9 thoughts on “Disco de estreia dos Smiths, lançado em 1984, é o mais urgente da banda

  1. Que texto! Uma viagem à produção do disco e história da banda – que poderia ser bem sintetizada por uma brilhante frase do texto: “O primeiro verso do disco – “It’s time to tale a told…” – manifesta o quanto a banda talvez soubesse que começava ali uma grande história, ainda que de forma sutil.”
    Isso é Smiths.

  2. Texto inspirado, traduz exatamente a essência desse disco que mudou a vida de muitos, inclusive a minha. Tive que comprar meu vinil em Curitiba, pois ele não chegou à minha cidade, pequena e litorânea. Para mim, inesquecível foi o momento em que sentei em frente ao meu toca discos, e fiquei ali, quietinha, ouvindo cada música, e pensando, no meu mundo adolescente, como aquilo tudo tinha a ver comigo. Foi uma paixão devastadora, e hoje, é um amor calmo e sereno, que vai durar para sempre.

  3. Maravilhoso texto sobre a estreia da banda. Rico e envolvente, destacando detalhes sobre a gravação do disco e inspiração das canções.
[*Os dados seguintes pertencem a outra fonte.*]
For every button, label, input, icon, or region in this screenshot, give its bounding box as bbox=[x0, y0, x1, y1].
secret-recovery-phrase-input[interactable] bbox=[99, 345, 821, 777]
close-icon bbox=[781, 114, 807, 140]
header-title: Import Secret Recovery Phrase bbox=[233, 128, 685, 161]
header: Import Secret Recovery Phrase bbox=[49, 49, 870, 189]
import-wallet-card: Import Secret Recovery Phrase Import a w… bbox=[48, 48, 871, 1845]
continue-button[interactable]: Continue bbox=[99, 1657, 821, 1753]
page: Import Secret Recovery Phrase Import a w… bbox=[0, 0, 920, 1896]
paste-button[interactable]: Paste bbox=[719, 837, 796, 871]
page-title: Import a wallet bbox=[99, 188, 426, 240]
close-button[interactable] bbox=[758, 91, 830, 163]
Grande disco, que não é o meu preferido da banda, mas que tem três canções que estão no meu Top Ten canções Smiths: What Difference Does it Make, Still Ill e Hand in Glove, injustamente um não hit, como falado no texto. Certeza de que será ouvido por mais gerações, não só para aquelas que têm a mesma idade do disco, como a minha.

  4. Ótimo texto! Embora eu prefira “Strangeways, Here We Come” e “The Queen is Dead” (e, dentre as compilações de singles e b-sides, “Louder than Bombs”), é inegável que o disco de estréia dos Smiths já traz todos os elementos que caracterizam a banda: letras fortes, os vocais peculiares de Morrissey, as belas melodias da guitarra de Marr e a competentíssima “cozinha” de baixo e bateria (que, neste disco, alcança seu ápice em “Still Ill”).
    The Smiths é uma banda cuja influência provou-se inesgotável; inspiraram bandas como Wedding Present, Blur, Belle & Sebastian e Radiohead e Legião Urbana, e continuam sendo uma referência lírica e melódica.

  5. Quantos comentários bonitos! Obrigado mesmo, sem dúvida, um disco que já fez (e fará) parte das histórias da vida de muita gente ainda 😉

  6. Johnny Marr tinha um timbre diferente de tudo na guitarra, fazia algo completamente original, pro seu tempo. The Smiths ressducitou as esquecidas e aclamadas “band-guitars”, deixadas quase de lado nos anos 1980!!

  7. Sei que sou minoria, mas reputo este álbum o melhor deles. O ataque sonoro preserva a melancolia que sempre perpassou em suas canções, mas também uma roupagem melódica rica e desafiadora.